Alfa Romeo has been in the doldrums for a long time. Once the pride of the Italian brands in the 1960s and 70s most of their recent products have fallen short of expectations.
Because Alfa has its Mojo back, in the shape of the all-new Giorgio styled Alfa Romeo Giulia sedan that is claimed to be the renaissance of the 107-year-old brand.
It’s designed, engineered and built in Italy and is the first rear-drive Alfa Romeo in a quarter of a century.
Fittingly this premium sedan has been bestowed with the brand’s most revered nameplate ‘Giulia’, which has reappeared after 40 years.
While all that is very nostalgic, its success will be how it stacks up against the usual luxo suspects, Mercedes-Benz, BMW and Audi in the uber-competitive mid-size premium sector?
After spending a week behind the wheel of the $59,900 entry-level Alfa Romeo Giulia, I reckon it’s going to shake up the establishment like never before and give them a real run for their money.
For starters, the Giulia is gorgeous from every angle; as though an artist rather than a designer has penned it. It is a Giorgio masterpiece.
What’s more, there is plenty of substance to back up its seductive visual charms.
Powering the Giulia is a four-cylinder all-aluminium, direct injected, twin-scroll turbocharged 2.0-litre engine producing 147 kW 330Nm, with bags of mid-range torque. And when you give it a rev its raspy exhaust note sounds like the glorious Alfas of old.
Bolted to it is a sweet shifting eight-speed ZF auto gearbox that keeps it the engine planted in the torque band and ready for action. In manual mode oversize paddle shifts let you flick through the gears for extra engagement.
My first taste of the directness, fluidity and sensitivity of the steering came as I tipped it into the first bend.

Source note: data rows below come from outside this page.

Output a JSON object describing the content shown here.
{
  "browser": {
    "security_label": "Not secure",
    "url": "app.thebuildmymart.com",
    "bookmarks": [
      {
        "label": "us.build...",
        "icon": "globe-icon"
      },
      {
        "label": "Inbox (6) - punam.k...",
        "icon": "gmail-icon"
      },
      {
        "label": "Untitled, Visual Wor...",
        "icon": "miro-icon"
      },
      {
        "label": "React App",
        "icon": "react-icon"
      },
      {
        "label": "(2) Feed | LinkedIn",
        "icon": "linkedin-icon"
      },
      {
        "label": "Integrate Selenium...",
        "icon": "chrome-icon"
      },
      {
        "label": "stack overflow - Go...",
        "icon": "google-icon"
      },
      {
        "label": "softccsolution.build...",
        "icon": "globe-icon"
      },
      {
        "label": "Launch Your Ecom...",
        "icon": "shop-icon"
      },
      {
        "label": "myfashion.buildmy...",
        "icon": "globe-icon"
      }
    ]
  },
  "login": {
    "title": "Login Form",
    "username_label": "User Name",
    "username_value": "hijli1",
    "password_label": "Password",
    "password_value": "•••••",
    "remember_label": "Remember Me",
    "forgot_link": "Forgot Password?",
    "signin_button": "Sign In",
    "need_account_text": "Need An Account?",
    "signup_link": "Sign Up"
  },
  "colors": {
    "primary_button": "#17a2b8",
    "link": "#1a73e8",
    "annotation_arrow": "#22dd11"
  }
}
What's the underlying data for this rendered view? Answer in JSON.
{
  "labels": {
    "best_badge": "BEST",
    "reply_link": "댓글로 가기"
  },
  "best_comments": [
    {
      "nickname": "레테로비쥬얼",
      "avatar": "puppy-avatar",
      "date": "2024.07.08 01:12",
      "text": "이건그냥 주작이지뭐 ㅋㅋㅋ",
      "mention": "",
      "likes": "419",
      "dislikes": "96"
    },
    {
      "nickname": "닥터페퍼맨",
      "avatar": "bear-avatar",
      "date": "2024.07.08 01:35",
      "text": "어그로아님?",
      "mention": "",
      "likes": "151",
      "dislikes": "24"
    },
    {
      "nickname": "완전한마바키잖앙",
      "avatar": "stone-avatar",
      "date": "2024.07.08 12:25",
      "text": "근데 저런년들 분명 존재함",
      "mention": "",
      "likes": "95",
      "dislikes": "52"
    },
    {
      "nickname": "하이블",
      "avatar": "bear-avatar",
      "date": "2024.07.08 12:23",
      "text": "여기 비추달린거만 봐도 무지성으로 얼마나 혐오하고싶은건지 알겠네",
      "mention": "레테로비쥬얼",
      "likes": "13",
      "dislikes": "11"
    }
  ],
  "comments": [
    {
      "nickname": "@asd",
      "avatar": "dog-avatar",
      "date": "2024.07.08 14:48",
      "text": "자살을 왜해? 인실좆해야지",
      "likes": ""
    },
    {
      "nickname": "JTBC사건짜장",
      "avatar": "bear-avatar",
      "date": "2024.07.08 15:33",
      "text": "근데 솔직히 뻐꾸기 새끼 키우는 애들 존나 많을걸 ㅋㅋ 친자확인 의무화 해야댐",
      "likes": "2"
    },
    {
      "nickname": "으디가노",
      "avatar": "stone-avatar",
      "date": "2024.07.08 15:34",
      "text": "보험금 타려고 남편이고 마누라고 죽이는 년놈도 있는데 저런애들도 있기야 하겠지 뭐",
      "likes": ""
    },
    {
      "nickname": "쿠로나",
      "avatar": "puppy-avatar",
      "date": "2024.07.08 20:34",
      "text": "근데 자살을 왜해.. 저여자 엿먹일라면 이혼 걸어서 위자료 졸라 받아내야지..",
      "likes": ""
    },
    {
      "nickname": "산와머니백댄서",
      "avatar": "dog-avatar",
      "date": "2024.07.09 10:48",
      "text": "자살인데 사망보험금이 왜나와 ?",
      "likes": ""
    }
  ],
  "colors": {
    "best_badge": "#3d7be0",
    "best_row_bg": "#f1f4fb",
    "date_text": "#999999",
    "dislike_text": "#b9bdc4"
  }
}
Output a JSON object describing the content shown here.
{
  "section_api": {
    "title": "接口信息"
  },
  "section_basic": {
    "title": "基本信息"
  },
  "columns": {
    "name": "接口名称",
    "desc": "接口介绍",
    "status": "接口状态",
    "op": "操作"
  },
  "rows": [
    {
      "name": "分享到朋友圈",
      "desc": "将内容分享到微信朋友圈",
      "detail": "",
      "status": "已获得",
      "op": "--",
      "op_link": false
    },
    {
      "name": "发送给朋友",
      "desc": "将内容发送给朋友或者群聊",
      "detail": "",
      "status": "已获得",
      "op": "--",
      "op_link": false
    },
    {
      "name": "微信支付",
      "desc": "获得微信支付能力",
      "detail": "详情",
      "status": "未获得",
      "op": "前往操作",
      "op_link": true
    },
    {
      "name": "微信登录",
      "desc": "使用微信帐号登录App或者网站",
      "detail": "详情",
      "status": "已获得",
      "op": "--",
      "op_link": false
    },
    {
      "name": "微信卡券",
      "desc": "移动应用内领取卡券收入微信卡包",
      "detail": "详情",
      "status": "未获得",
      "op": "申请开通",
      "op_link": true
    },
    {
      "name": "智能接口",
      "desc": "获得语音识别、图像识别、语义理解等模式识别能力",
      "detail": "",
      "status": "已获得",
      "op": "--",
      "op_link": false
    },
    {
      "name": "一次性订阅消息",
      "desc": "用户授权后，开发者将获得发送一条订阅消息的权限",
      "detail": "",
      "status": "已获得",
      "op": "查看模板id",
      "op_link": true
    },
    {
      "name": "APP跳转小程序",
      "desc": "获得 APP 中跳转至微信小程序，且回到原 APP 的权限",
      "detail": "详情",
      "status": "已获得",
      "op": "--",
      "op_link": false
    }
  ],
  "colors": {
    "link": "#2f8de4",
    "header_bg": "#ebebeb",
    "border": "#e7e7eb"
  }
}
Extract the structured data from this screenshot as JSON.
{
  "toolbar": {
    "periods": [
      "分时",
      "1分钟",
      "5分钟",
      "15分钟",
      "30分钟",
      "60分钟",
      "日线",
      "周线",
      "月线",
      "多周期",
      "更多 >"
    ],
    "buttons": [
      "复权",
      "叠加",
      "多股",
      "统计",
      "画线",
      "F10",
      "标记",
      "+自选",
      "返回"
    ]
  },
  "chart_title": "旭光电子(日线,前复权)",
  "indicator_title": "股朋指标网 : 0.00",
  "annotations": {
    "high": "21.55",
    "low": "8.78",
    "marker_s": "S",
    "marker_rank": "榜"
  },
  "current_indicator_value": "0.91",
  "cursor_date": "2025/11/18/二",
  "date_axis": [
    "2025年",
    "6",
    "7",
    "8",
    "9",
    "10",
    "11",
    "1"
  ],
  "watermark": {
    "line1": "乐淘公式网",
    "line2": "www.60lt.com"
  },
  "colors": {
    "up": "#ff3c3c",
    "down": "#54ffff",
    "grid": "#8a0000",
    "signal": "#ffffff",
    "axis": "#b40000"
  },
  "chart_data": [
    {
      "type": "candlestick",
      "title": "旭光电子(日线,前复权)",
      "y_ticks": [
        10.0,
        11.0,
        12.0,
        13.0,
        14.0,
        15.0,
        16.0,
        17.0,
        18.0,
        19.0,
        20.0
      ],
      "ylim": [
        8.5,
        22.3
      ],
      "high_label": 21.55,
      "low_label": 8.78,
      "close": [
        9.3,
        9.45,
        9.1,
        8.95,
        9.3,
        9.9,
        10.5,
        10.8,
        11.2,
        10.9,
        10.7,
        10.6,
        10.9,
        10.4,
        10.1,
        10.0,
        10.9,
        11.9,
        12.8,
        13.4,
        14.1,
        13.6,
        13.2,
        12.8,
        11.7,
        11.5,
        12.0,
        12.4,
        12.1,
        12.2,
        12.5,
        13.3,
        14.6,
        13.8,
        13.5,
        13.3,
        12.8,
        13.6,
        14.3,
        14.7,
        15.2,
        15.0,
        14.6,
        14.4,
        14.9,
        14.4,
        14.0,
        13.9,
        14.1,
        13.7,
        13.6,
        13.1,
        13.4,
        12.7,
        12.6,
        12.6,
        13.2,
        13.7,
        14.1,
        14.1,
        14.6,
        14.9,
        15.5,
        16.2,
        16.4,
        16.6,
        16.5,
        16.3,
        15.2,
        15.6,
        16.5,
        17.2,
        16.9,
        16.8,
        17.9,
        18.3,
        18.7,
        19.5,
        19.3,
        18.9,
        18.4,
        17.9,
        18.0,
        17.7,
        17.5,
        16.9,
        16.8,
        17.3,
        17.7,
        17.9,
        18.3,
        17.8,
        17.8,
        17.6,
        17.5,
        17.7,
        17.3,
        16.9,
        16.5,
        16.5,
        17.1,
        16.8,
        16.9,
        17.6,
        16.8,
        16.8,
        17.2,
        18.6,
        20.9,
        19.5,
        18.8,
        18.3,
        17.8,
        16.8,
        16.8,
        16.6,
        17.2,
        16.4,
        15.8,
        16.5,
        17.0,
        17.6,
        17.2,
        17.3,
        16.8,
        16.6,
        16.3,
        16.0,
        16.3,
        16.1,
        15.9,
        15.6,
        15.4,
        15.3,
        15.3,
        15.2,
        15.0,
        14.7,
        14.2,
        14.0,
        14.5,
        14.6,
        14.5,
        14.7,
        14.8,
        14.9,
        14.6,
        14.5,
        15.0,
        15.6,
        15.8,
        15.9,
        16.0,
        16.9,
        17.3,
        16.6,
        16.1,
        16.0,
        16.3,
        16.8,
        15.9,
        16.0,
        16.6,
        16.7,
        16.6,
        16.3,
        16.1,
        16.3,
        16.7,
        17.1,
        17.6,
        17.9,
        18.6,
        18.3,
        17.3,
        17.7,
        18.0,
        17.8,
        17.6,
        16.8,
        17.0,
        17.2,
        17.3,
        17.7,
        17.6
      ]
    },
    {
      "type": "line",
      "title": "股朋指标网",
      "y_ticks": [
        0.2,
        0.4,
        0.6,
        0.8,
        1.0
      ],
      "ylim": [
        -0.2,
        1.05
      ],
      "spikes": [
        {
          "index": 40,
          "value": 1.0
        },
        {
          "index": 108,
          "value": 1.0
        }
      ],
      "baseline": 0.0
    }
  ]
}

Connected to such a lithe chassis means the Giulia is best driven by the fingertips with minimal, gentle inputs like a true sports car.
Fling it at corners and it hugs apexes like a mum hugs a newborn, feeling very settled thanks to its 50/50 weight distribution and when you nail the throttle the big Pirelli P-Zeros grab the bitumen and arrow you at the horizon. The brakes, like the steering, are sensitive and grab quickly so take getting used to, but once you’ve mastered them they’re brilliant and the Giulia is a much better car for it. You really feel involved with the car, rare these days.
Working through the DNA drive-mode selector I tried the pre-set offerings and then tailored my own. Dynamic was the first stopping point with its aggressive settings. What surprised me was the suppleness of the ride that didn’t impair its brilliant handling. I softened the suspension appreciably by selecting Comfort but was pleased to discover it kept the snappier throttle and gearshift responses and heavier steering feel. Perfect.
Like the outside, the interior has plenty of flair with leather upholstery that extends to the dash and door trims. Touches of chrome, carbon fibre and piano black garnish give it a genuine premium and sporty feel. There are the shrouded instruments, like earlier Alfas and an 8.8-inch infotainment screen, with digital radio, sat-nav and 10-speaker audio system. It’s roomy up front but a bit of a squeeze for taller folk in the back.
For an entry model the Giulia is well kitted out with beautifully sculptured alloy wheels, bi-Xenon headlamps, keyless go, stop/start, satellite navigation, dual-zone climate control, rain sensing wipers, cruise control, front and rear parking sensors and a reversing camera.
Although Giulia misses out on the higher models sports seats, the standard pews are terrific and feature three-stage heating.
The Giulia’s high waistline has it sacrificing some visibility and one gripe I have is the thickness of the A-pillars. Trying to see through right-hand corners isn’t easy and spotting smaller objects like cyclists and motorcyclists at roundabouts is quite tricky.
On the safety front, the Giulia has Forward Collision Warning with Autonomous Emergency Brake and pedestrian recognition, Integrated Brake System, and Lane Departure Warning systems.
The new Alfa Romeo Giulia more than recreates the appeal and cache of its iconic badge and is a genuine competitor to the German luxury brands.
It looks superb, is well specced, has a genuine premium look and feel to it and above all is the involving and sporty way it drives. If you have any interest in having fun behind the wheel, go and drive the Alfa Romeo Giulia.